A Braitenberg vehicle travels the realms of science. Sometimes it’s real, sometimes it’s not. Either way, its simple designs help researchers see how an agent’s interaction with its environment can produce complex, seemingly intelligent behavior such as love, hate and desire. Such ideas are the backbones of artificial intelligence, cognitive science and robotics.
Forty years after Valentino Braitenberg dreamed up these little machines, UC Merced philosophy Professor Jeff Yoshimi and research scientist Scott Hotton have co-authored a book that confirms and expands on the Italian neuroscientist’s ideas.
“The Open Dynamics of Braitenberg Vehicles” (The MIT Press), published in June, is a book 10 years in the making. It’s the result of a longtime collaboration between Yoshimi and Hatton, whom the former describes as a “beautiful mind” mathematician. The book expands on Braitenberg’s brief 1984 introduction to the devices — a slim 32 pages — and unpacks their possibilities.
“We did the math and confirmed and expanded his ideas, showing in 250 pages all the possible meandering and spiraling and other patterns these vehicles can produce, in rigorous detail,” said Yoshimi, a member of the Department of Cognitive and Information Sciences .
The classic Braitenberg vehicle has sensors that detect things such as light, temperature and sound, and motors that are connected to the sensors in a certain way. This creates rules of behavior such as “aggression” (i.e., moving faster toward a light source, as if it were attacking) or “fear” (moving away from the light, as if it were avoiding it).
The book’s title refers to open dynamic systems, which interact with and are affected by their environment.

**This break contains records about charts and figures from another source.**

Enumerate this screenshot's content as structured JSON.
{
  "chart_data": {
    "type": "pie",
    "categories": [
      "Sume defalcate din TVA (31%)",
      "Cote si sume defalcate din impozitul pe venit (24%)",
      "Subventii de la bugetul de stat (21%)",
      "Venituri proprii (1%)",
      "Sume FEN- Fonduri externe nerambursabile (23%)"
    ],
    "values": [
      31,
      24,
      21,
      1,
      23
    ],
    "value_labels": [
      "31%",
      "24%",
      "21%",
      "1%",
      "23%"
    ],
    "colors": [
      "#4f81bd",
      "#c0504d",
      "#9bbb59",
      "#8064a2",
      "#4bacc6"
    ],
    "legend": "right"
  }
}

Braitenberg vehicles fit the description because they aren’t pre-programmed but behave based on their environment and internal setup.
Yoshimi and Hotton also delve into embodied cognitive science — the idea that cognition isn’t just something that happens in the mind, but also stems from the interactions between an organism’s body, its environment and its actions in that environment.
This exploration in the book taps into Yoshimi’s expertise in philosophy. It follows theories that challenge traditional ideas of mind and intelligence, suggesting intelligent behavior can emerge from simple interactions.